Friday, January 23, 2009

Maybe Varitek wasn't as dumb as they're saying

Jason Varitek has taken a pounding this week; he's being raked over the coals for admitting that he didn't know a team would have to forfeit a first-round draft pick to obtain his services. Because that rule has almost eliminated any demand for his services -- teams wouldn't sign him to a contract for $20 and a free catcher's mitt if they still had to give up that draft pick -- Varitek's decision to forgo salary arbitration looks categorically stupid.

Critics of Varitek's decision, however, have the benefit of hindsight -- something Varitek didn't have when he originally made his decision.
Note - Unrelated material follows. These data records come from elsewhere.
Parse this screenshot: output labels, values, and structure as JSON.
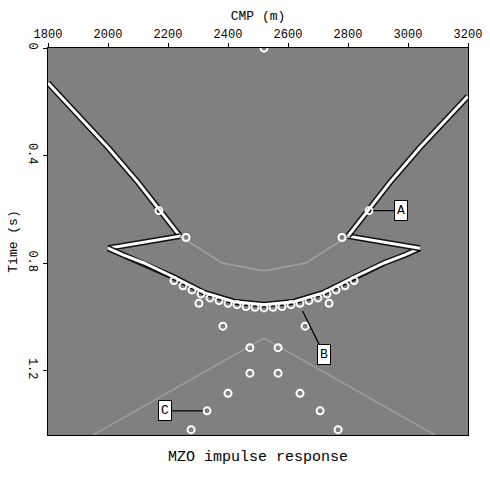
{
  "chart_data": {
    "type": "scatter",
    "title": "MZO impulse response",
    "x_label": "CMP (m)",
    "y_label": "Time (s)",
    "xlim": [
      1800,
      3200
    ],
    "xticks": [
      1800,
      2000,
      2200,
      2400,
      2600,
      2800,
      3000,
      3200
    ],
    "ylim": [
      1.44,
      0
    ],
    "yticks": [
      0,
      0.4,
      0.8,
      1.2
    ],
    "grid": false,
    "series": [
      {
        "type": "line",
        "color": "#ffffff",
        "line_style": "solid",
        "x": [
          1800,
          1900,
          2000,
          2100,
          2190,
          2240
        ],
        "values": [
          0.13,
          0.25,
          0.37,
          0.5,
          0.63,
          0.7
        ]
      },
      {
        "type": "line",
        "color": "#ffffff",
        "line_style": "solid",
        "x": [
          2240,
          2000
        ],
        "values": [
          0.7,
          0.745
        ]
      },
      {
        "type": "line",
        "color": "#ffffff",
        "line_style": "solid",
        "x": [
          2000,
          2050,
          2120,
          2220,
          2320,
          2420,
          2520,
          2620,
          2720,
          2820,
          2920,
          2990,
          3040
        ],
        "values": [
          0.745,
          0.77,
          0.8,
          0.853,
          0.91,
          0.944,
          0.955,
          0.944,
          0.91,
          0.853,
          0.8,
          0.77,
          0.745
        ]
      },
      {
        "type": "line",
        "color": "#ffffff",
        "line_style": "solid",
        "x": [
          3040,
          2800
        ],
        "values": [
          0.745,
          0.7
        ]
      },
      {
        "type": "line",
        "color": "#ffffff",
        "line_style": "solid",
        "x": [
          2800,
          2850,
          2940,
          3040,
          3140,
          3200
        ],
        "values": [
          0.7,
          0.63,
          0.5,
          0.37,
          0.25,
          0.18
        ]
      },
      {
        "type": "line",
        "color": "#a0a0a0",
        "line_style": "solid",
        "x": [
          2240,
          2380,
          2520,
          2660,
          2800
        ],
        "values": [
          0.7,
          0.8,
          0.83,
          0.8,
          0.7
        ]
      },
      {
        "type": "line",
        "color": "#9a9a9a",
        "line_style": "solid",
        "x": [
          2520,
          1950
        ],
        "values": [
          1.08,
          1.44
        ]
      },
      {
        "type": "line",
        "color": "#9a9a9a",
        "line_style": "solid",
        "x": [
          2520,
          3090
        ],
        "values": [
          1.08,
          1.44
        ]
      },
      {
        "type": "scatter",
        "color": "#ffffff",
        "marker": "circle-open",
        "x": [
          2520,
          2170,
          2870,
          2260,
          2780,
          2220,
          2250,
          2280,
          2310,
          2340,
          2370,
          2400,
          2430,
          2460,
          2490,
          2520,
          2550,
          2580,
          2610,
          2640,
          2670,
          2700,
          2730,
          2760,
          2790,
          2820,
          2303,
          2737,
          2383,
          2657,
          2473,
          2567,
          2473,
          2567,
          2400,
          2640,
          2330,
          2707,
          2277,
          2767
        ],
        "values": [
          0,
          0.605,
          0.605,
          0.705,
          0.705,
          0.865,
          0.885,
          0.9,
          0.915,
          0.93,
          0.94,
          0.95,
          0.955,
          0.962,
          0.965,
          0.967,
          0.965,
          0.962,
          0.955,
          0.95,
          0.94,
          0.93,
          0.915,
          0.9,
          0.885,
          0.865,
          0.95,
          0.95,
          1.035,
          1.035,
          1.115,
          1.115,
          1.21,
          1.21,
          1.285,
          1.285,
          1.35,
          1.35,
          1.42,
          1.42
        ]
      }
    ],
    "annotations": [
      {
        "text": "A",
        "x": 2870,
        "y": 0.605,
        "text_x": 2975,
        "text_y": 0.605
      },
      {
        "text": "B",
        "x": 2643,
        "y": 0.965,
        "text_x": 2720,
        "text_y": 1.14
      },
      {
        "text": "C",
        "x": 2330,
        "y": 1.35,
        "text_x": 2190,
        "text_y": 1.35
      }
    ]
  }
}
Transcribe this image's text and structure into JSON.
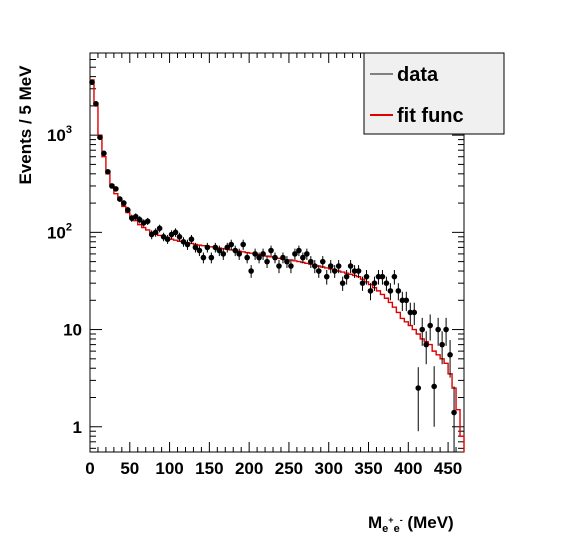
{
  "chart_data": {
    "type": "line",
    "xlabel": {
      "main": "M",
      "sub_a": "e",
      "sup_a": "+",
      "sub_b": "e",
      "sup_b": "-",
      "unit": " (MeV)"
    },
    "ylabel": "Events / 5 MeV",
    "xlim": [
      0,
      470
    ],
    "ylim": [
      0.55,
      7000
    ],
    "yscale": "log",
    "bin_width": 5,
    "x_ticks": [
      "0",
      "50",
      "100",
      "150",
      "200",
      "250",
      "300",
      "350",
      "400",
      "450"
    ],
    "y_ticks": [
      {
        "value": 1,
        "label": "1"
      },
      {
        "value": 10,
        "label": "10"
      },
      {
        "value": 100,
        "label": "10",
        "exponent": "2"
      },
      {
        "value": 1000,
        "label": "10",
        "exponent": "3"
      }
    ],
    "legend": {
      "position": "top-right",
      "entries": [
        {
          "name": "data",
          "color": "#808080"
        },
        {
          "name": "fit func",
          "color": "#e00000"
        }
      ]
    },
    "series": [
      {
        "name": "data",
        "kind": "points",
        "color": "#000000",
        "x": [
          2.5,
          7.5,
          12.5,
          17.5,
          22.5,
          27.5,
          32.5,
          37.5,
          42.5,
          47.5,
          52.5,
          57.5,
          62.5,
          67.5,
          72.5,
          77.5,
          82.5,
          87.5,
          92.5,
          97.5,
          102.5,
          107.5,
          112.5,
          117.5,
          122.5,
          127.5,
          132.5,
          137.5,
          142.5,
          147.5,
          152.5,
          157.5,
          162.5,
          167.5,
          172.5,
          177.5,
          182.5,
          187.5,
          192.5,
          197.5,
          202.5,
          207.5,
          212.5,
          217.5,
          222.5,
          227.5,
          232.5,
          237.5,
          242.5,
          247.5,
          252.5,
          257.5,
          262.5,
          267.5,
          272.5,
          277.5,
          282.5,
          287.5,
          292.5,
          297.5,
          302.5,
          307.5,
          312.5,
          317.5,
          322.5,
          327.5,
          332.5,
          337.5,
          342.5,
          347.5,
          352.5,
          357.5,
          362.5,
          367.5,
          372.5,
          377.5,
          382.5,
          387.5,
          392.5,
          397.5,
          402.5,
          407.5,
          412.5,
          417.5,
          422.5,
          427.5,
          432.5,
          437.5,
          442.5,
          447.5,
          452.5,
          457.5
        ],
        "y": [
          3500,
          2100,
          950,
          650,
          420,
          300,
          280,
          220,
          200,
          170,
          140,
          145,
          135,
          125,
          130,
          95,
          100,
          110,
          90,
          85,
          95,
          100,
          90,
          80,
          75,
          85,
          70,
          65,
          55,
          70,
          55,
          70,
          65,
          60,
          70,
          75,
          65,
          60,
          75,
          55,
          40,
          60,
          55,
          60,
          50,
          65,
          55,
          45,
          55,
          50,
          45,
          60,
          65,
          55,
          60,
          50,
          45,
          40,
          50,
          35,
          45,
          40,
          45,
          30,
          35,
          45,
          40,
          40,
          30,
          35,
          25,
          30,
          35,
          35,
          30,
          25,
          35,
          25,
          20,
          20,
          15,
          15,
          2.5,
          10,
          7,
          11,
          2.6,
          10,
          7,
          10,
          5.5,
          1.4
        ],
        "yerr": [
          60,
          45,
          30,
          25,
          20,
          17,
          17,
          15,
          14,
          13,
          12,
          12,
          12,
          11,
          11,
          10,
          10,
          10,
          9,
          9,
          10,
          10,
          9,
          9,
          9,
          9,
          8,
          8,
          7,
          8,
          7,
          8,
          8,
          8,
          8,
          9,
          8,
          8,
          9,
          7,
          6,
          8,
          7,
          8,
          7,
          8,
          7,
          7,
          7,
          7,
          7,
          8,
          8,
          7,
          8,
          7,
          7,
          6,
          7,
          6,
          7,
          6,
          7,
          5,
          6,
          7,
          6,
          6,
          5,
          6,
          5,
          5,
          6,
          6,
          5,
          5,
          6,
          5,
          4.5,
          4.5,
          3.9,
          3.9,
          1.6,
          3.2,
          2.6,
          3.3,
          1.6,
          3.2,
          2.6,
          3.2,
          2.3,
          1.2
        ]
      },
      {
        "name": "fit func",
        "kind": "step",
        "color": "#e00000",
        "x": [
          2.5,
          7.5,
          12.5,
          17.5,
          22.5,
          27.5,
          32.5,
          37.5,
          42.5,
          47.5,
          52.5,
          57.5,
          62.5,
          67.5,
          72.5,
          77.5,
          82.5,
          87.5,
          92.5,
          97.5,
          102.5,
          107.5,
          112.5,
          117.5,
          122.5,
          127.5,
          132.5,
          137.5,
          142.5,
          147.5,
          152.5,
          157.5,
          162.5,
          167.5,
          172.5,
          177.5,
          182.5,
          187.5,
          192.5,
          197.5,
          202.5,
          207.5,
          212.5,
          217.5,
          222.5,
          227.5,
          232.5,
          237.5,
          242.5,
          247.5,
          252.5,
          257.5,
          262.5,
          267.5,
          272.5,
          277.5,
          282.5,
          287.5,
          292.5,
          297.5,
          302.5,
          307.5,
          312.5,
          317.5,
          322.5,
          327.5,
          332.5,
          337.5,
          342.5,
          347.5,
          352.5,
          357.5,
          362.5,
          367.5,
          372.5,
          377.5,
          382.5,
          387.5,
          392.5,
          397.5,
          402.5,
          407.5,
          412.5,
          417.5,
          422.5,
          427.5,
          432.5,
          437.5,
          442.5,
          447.5,
          452.5,
          457.5,
          462.5,
          467.5
        ],
        "y": [
          3700,
          2000,
          1000,
          600,
          400,
          310,
          250,
          215,
          185,
          160,
          145,
          132,
          120,
          112,
          106,
          100,
          97,
          93,
          90,
          88,
          85,
          83,
          81,
          80,
          78,
          77,
          75,
          74,
          73,
          72,
          71,
          70,
          69,
          68,
          67,
          66,
          65,
          64,
          63,
          62,
          61,
          60,
          59,
          58,
          57,
          56,
          55,
          54,
          53,
          52,
          52,
          51,
          50,
          49,
          48,
          47,
          46,
          45,
          44,
          43,
          42,
          41,
          40,
          39,
          38,
          37,
          36,
          35,
          33,
          31,
          29,
          27,
          25,
          23,
          21,
          19,
          17,
          15,
          13,
          12,
          11,
          10,
          9,
          8,
          7.5,
          7,
          6,
          5.5,
          5,
          4.5,
          3.5,
          2.5,
          1.5,
          0.8
        ]
      }
    ]
  }
}
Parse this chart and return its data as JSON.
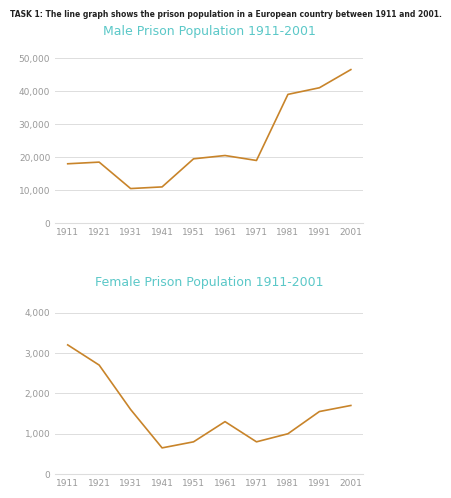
{
  "task_label": "TASK 1: The line graph shows the prison population in a European country between 1911 and 2001.",
  "years": [
    1911,
    1921,
    1931,
    1941,
    1951,
    1961,
    1971,
    1981,
    1991,
    2001
  ],
  "male_values": [
    18000,
    18500,
    10500,
    11000,
    19500,
    20500,
    19000,
    39000,
    41000,
    46500
  ],
  "female_values": [
    3200,
    2700,
    1600,
    650,
    800,
    1300,
    800,
    1000,
    1550,
    1700
  ],
  "male_title": "Male Prison Population 1911-2001",
  "female_title": "Female Prison Population 1911-2001",
  "line_color": "#C8842A",
  "title_color": "#5BC8C8",
  "task_label_color": "#222222",
  "bg_color": "#FFFFFF",
  "grid_color": "#DDDDDD",
  "tick_label_color": "#999999",
  "male_ylim": [
    0,
    55000
  ],
  "male_yticks": [
    0,
    10000,
    20000,
    30000,
    40000,
    50000
  ],
  "female_ylim": [
    0,
    4500
  ],
  "female_yticks": [
    0,
    1000,
    2000,
    3000,
    4000
  ],
  "task_fontsize": 5.5,
  "title_fontsize": 9.0,
  "tick_fontsize": 6.5
}
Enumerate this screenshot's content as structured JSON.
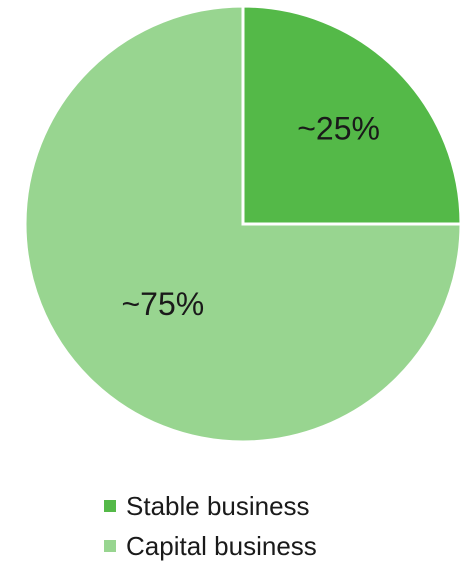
{
  "chart_data": {
    "type": "pie",
    "slices": [
      {
        "label": "Stable business",
        "value": 25,
        "data_label": "~25%",
        "color": "#54b948"
      },
      {
        "label": "Capital business",
        "value": 75,
        "data_label": "~75%",
        "color": "#98d590"
      }
    ],
    "start_angle_deg": 0,
    "direction": "clockwise",
    "legend_position": "bottom",
    "slice_border_color": "#ffffff"
  }
}
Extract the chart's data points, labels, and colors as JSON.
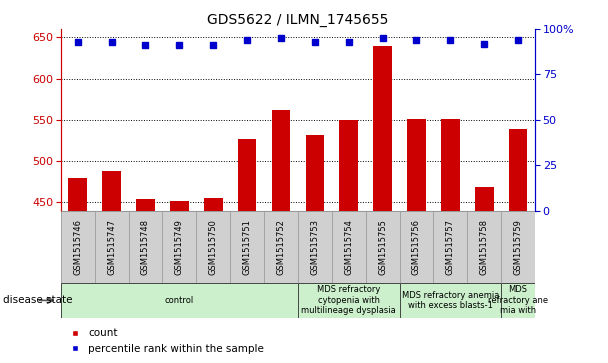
{
  "title": "GDS5622 / ILMN_1745655",
  "categories": [
    "GSM1515746",
    "GSM1515747",
    "GSM1515748",
    "GSM1515749",
    "GSM1515750",
    "GSM1515751",
    "GSM1515752",
    "GSM1515753",
    "GSM1515754",
    "GSM1515755",
    "GSM1515756",
    "GSM1515757",
    "GSM1515758",
    "GSM1515759"
  ],
  "counts": [
    479,
    488,
    454,
    452,
    455,
    527,
    562,
    532,
    550,
    640,
    551,
    551,
    469,
    539
  ],
  "percentile_ranks": [
    93,
    93,
    91,
    91,
    91,
    94,
    95,
    93,
    93,
    95,
    94,
    94,
    92,
    94
  ],
  "ylim_left": [
    440,
    660
  ],
  "ylim_right": [
    0,
    100
  ],
  "yticks_left": [
    450,
    500,
    550,
    600,
    650
  ],
  "yticks_right": [
    0,
    25,
    50,
    75,
    100
  ],
  "bar_color": "#cc0000",
  "dot_color": "#0000cc",
  "grid_color": "#000000",
  "disease_states": [
    {
      "label": "control",
      "start": 0,
      "end": 7,
      "color": "#ccf0cc"
    },
    {
      "label": "MDS refractory\ncytopenia with\nmultilineage dysplasia",
      "start": 7,
      "end": 10,
      "color": "#ccf0cc"
    },
    {
      "label": "MDS refractory anemia\nwith excess blasts-1",
      "start": 10,
      "end": 13,
      "color": "#ccf0cc"
    },
    {
      "label": "MDS\nrefractory ane\nmia with",
      "start": 13,
      "end": 14,
      "color": "#ccf0cc"
    }
  ],
  "disease_state_label": "disease state",
  "legend_count_label": "count",
  "legend_percentile_label": "percentile rank within the sample",
  "bar_width": 0.55,
  "tick_label_fontsize": 6,
  "title_fontsize": 10
}
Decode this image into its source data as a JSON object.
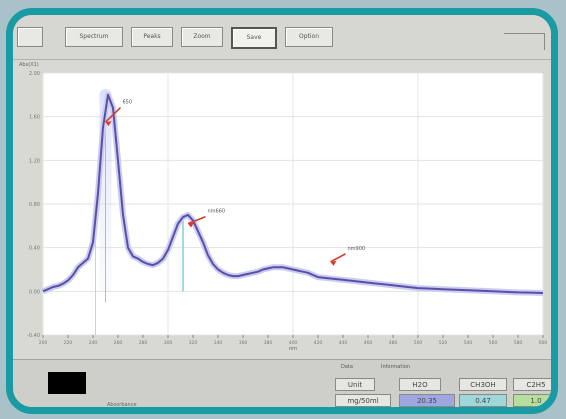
{
  "toolbar": {
    "buttons": [
      {
        "label": "Spectrum"
      },
      {
        "label": "Peaks"
      },
      {
        "label": "Zoom"
      },
      {
        "label": "Save"
      },
      {
        "label": "Option"
      }
    ]
  },
  "chart": {
    "header": "Abs(X1)",
    "x_axis_label": "nm",
    "y_tick_labels": [
      "2.00",
      "1.60",
      "1.20",
      "0.80",
      "0.40",
      "0.00",
      "-0.40"
    ],
    "x_tick_labels": [
      "200",
      "220",
      "240",
      "260",
      "280",
      "300",
      "320",
      "340",
      "360",
      "380",
      "400",
      "420",
      "440",
      "460",
      "480",
      "500",
      "520",
      "540",
      "560",
      "580",
      "600"
    ],
    "annotations": [
      "650",
      "nm660",
      "nm900"
    ],
    "series_color": "#5c4ea8",
    "annotation_color": "#d83a2a"
  },
  "chart_data": {
    "type": "line",
    "xlabel": "nm",
    "ylabel": "",
    "ylim": [
      -0.4,
      2.0
    ],
    "x": [
      200,
      204,
      208,
      212,
      216,
      220,
      224,
      228,
      232,
      236,
      240,
      244,
      248,
      252,
      256,
      260,
      264,
      268,
      272,
      276,
      280,
      284,
      288,
      292,
      296,
      300,
      304,
      308,
      312,
      316,
      320,
      324,
      328,
      332,
      336,
      340,
      344,
      348,
      352,
      356,
      360,
      364,
      368,
      372,
      376,
      380,
      384,
      388,
      392,
      396,
      400,
      404,
      408,
      412,
      416,
      420,
      428,
      436,
      444,
      452,
      460,
      468,
      476,
      484,
      492,
      500,
      510,
      520,
      530,
      540,
      550,
      560,
      570,
      580,
      590,
      600
    ],
    "values": [
      0.0,
      0.02,
      0.04,
      0.05,
      0.07,
      0.1,
      0.15,
      0.22,
      0.26,
      0.3,
      0.45,
      0.9,
      1.5,
      1.8,
      1.68,
      1.2,
      0.7,
      0.4,
      0.32,
      0.3,
      0.27,
      0.25,
      0.24,
      0.26,
      0.3,
      0.38,
      0.5,
      0.62,
      0.68,
      0.7,
      0.65,
      0.55,
      0.45,
      0.33,
      0.25,
      0.2,
      0.17,
      0.15,
      0.14,
      0.14,
      0.15,
      0.16,
      0.17,
      0.18,
      0.2,
      0.21,
      0.22,
      0.22,
      0.22,
      0.21,
      0.2,
      0.19,
      0.18,
      0.17,
      0.15,
      0.13,
      0.12,
      0.11,
      0.1,
      0.09,
      0.08,
      0.07,
      0.06,
      0.05,
      0.04,
      0.03,
      0.025,
      0.02,
      0.015,
      0.01,
      0.005,
      0.0,
      -0.005,
      -0.01,
      -0.012,
      -0.015
    ],
    "grid": true
  },
  "panel": {
    "unit_label": "Absorbance",
    "tabs": [
      "Data",
      "Information"
    ],
    "headers": [
      "Unit",
      "H2O",
      "CH3OH",
      "C2H5"
    ],
    "units_row": [
      "mg/50ml",
      "20.35",
      "0.47",
      "1.0"
    ]
  }
}
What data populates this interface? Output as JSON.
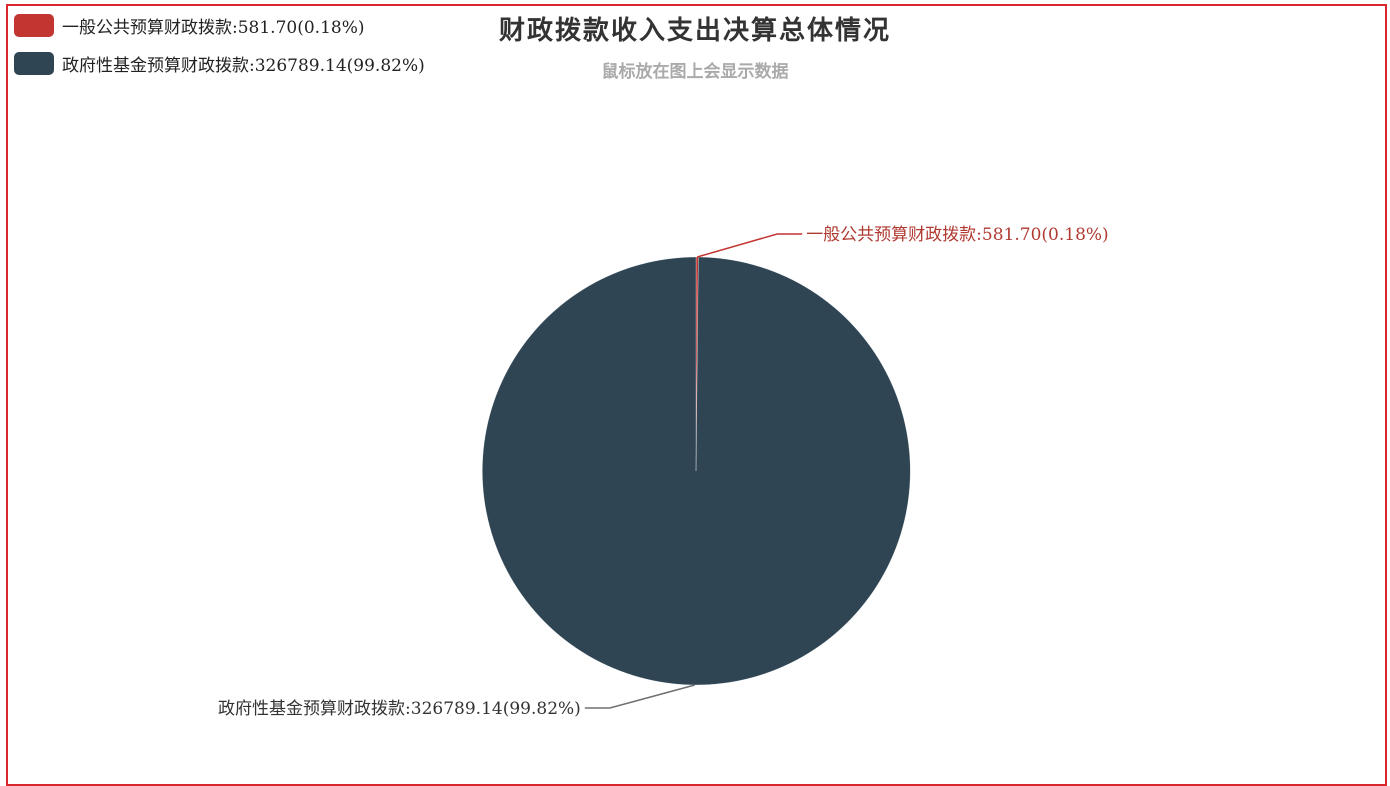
{
  "chart_data": {
    "type": "pie",
    "title": "财政拨款收入支出决算总体情况",
    "subtitle": "鼠标放在图上会显示数据",
    "legend_position": "top-left",
    "slices": [
      {
        "name": "一般公共预算财政拨款",
        "value": 581.7,
        "percent": 0.18,
        "color": "#c23531",
        "label": "一般公共预算财政拨款:581.70(0.18%)"
      },
      {
        "name": "政府性基金预算财政拨款",
        "value": 326789.14,
        "percent": 99.82,
        "color": "#2f4554",
        "label": "政府性基金预算财政拨款:326789.14(99.82%)"
      }
    ]
  },
  "colors": {
    "frame_border": "#d9272e",
    "leader_line_gray": "#6e7074"
  }
}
Had Varitek accepted arbitration, he would have been locked into a one-year contract, albeit a one-year contract in the range of $10 million a year. For a fading catcher who will turn 37 years old in the first week of the 2009 season, a one-year deal might have been the last contract he ever signed. If he could have found a team to give him two years or, even better, two years with a vesting option, he would have had job security for an extra season or two. That, for someone like Varitek, is worth far more than money. The different between $5 million and $10 million is insignificant when you've already made $50 million in your career. The chance to have a contract and, thus, a job that's almost guaranteed -- that's worth far more.

Varitek is being criticized for failing to understand the system, for failing to understand that the forfeiture of a first-round draft pick is enough to scare teams away from him. The prevailing wisdom now is that Varitek -- and agent Scott Boras -- should have seen this coming.

But how could they?

Draft picks have gained value in recent years as more and more teams have embraced the strategies outlined in the book "Moneyball." Some teams have collected pending free agents like casino chips, waiting to cash them in for draft picks after the season. Other teams have opted not to trade their own pending free agents at the July deadline, feeling that the reward of two draft picks was worth more than any package of minor leaguers other teams could put together.

But the idea of forfeiting draft picks has never had as much of an impact as they've had with Varitek.

Skeptical? Look at the Type A free agents -- players for whom teams have forfeited first-round draft picks -- that have signed contracts in recent years:

2008
* Tom Glavine
* Torii Hunter
(Aaron Rowand, Francisco Cordero and Scott Linebrink also were Type A free agents, but as the Giants, Reds and White Sox were picking inside the top 15, their first-round picks were protected. Those teams surrendered second-round picks instead.)

2007
* Frank Catalanotto
* Carlos Lee
* Julio Lugo
* Jason Schmidt
* Gary Matthews Jr.
* Moises Alou
(Alfonso Soriano, Danys Baez, Rich Aurelia, Jeff Suppan, David Dellucci, Justin Speier, Woody Williams, Barry Zito, Roberto Hernandez, Dave Roberts and Chad Bradford all likewise were Type A free agents, but thanks either to the top 15 rule or the fact that each team can only surrender one first-round pick and thus ensuing free-agent signees cost them a second- or third-round pick, they didn't cost their teams a first-round pick.)

2006
* Billy Wagner
* Tom Gordon
* Esteban Loaiza (a Type B free agent)
* Paul Byrd (a Type B free agent)
* Jeff Weaver
* Johnny Damon
(Rafael Furcal, Ramon Hernandez, Matt Morris, Bob Howry, B.J. Ryan, Kyle Farnsworth, Scott Eyre, Tim Worrell and Bill Mueller were Type A free agents who turned out not to cost their team a first-round pick and instead a second- or third-round pick.)

Look at some of those names. Tom Glavine was about to turn 42 years old when he signed his contract. Tom Gordon had just turned 38 and would see his ERA jump by nearly a run after signed his. Frank Catalanotto was, well, Frank Catalanatto.

If Catalanotto -- who was nontendered by the Rangers four years earlier -- could get a contract as a Type A free agent, why couldn't Varitek? How could Varitek have guessed that the market for talented baseball players would go so far south that not one of 30 big-league teams would give up a first-round pick -- keeping in mind that first-round picks turn out to be busts in the ballpark of half the time -- for his services?

He took a risk, sure. But to claim that turning down arbitration in seach a two-year deal was colossally stupid is an unfair exercise in 20-20 hindsight. There's no way anyone could have known that teams suddenly would prize one draft pick more than they would value the experience Varitek would bring to a clubhouse and a pitching staff.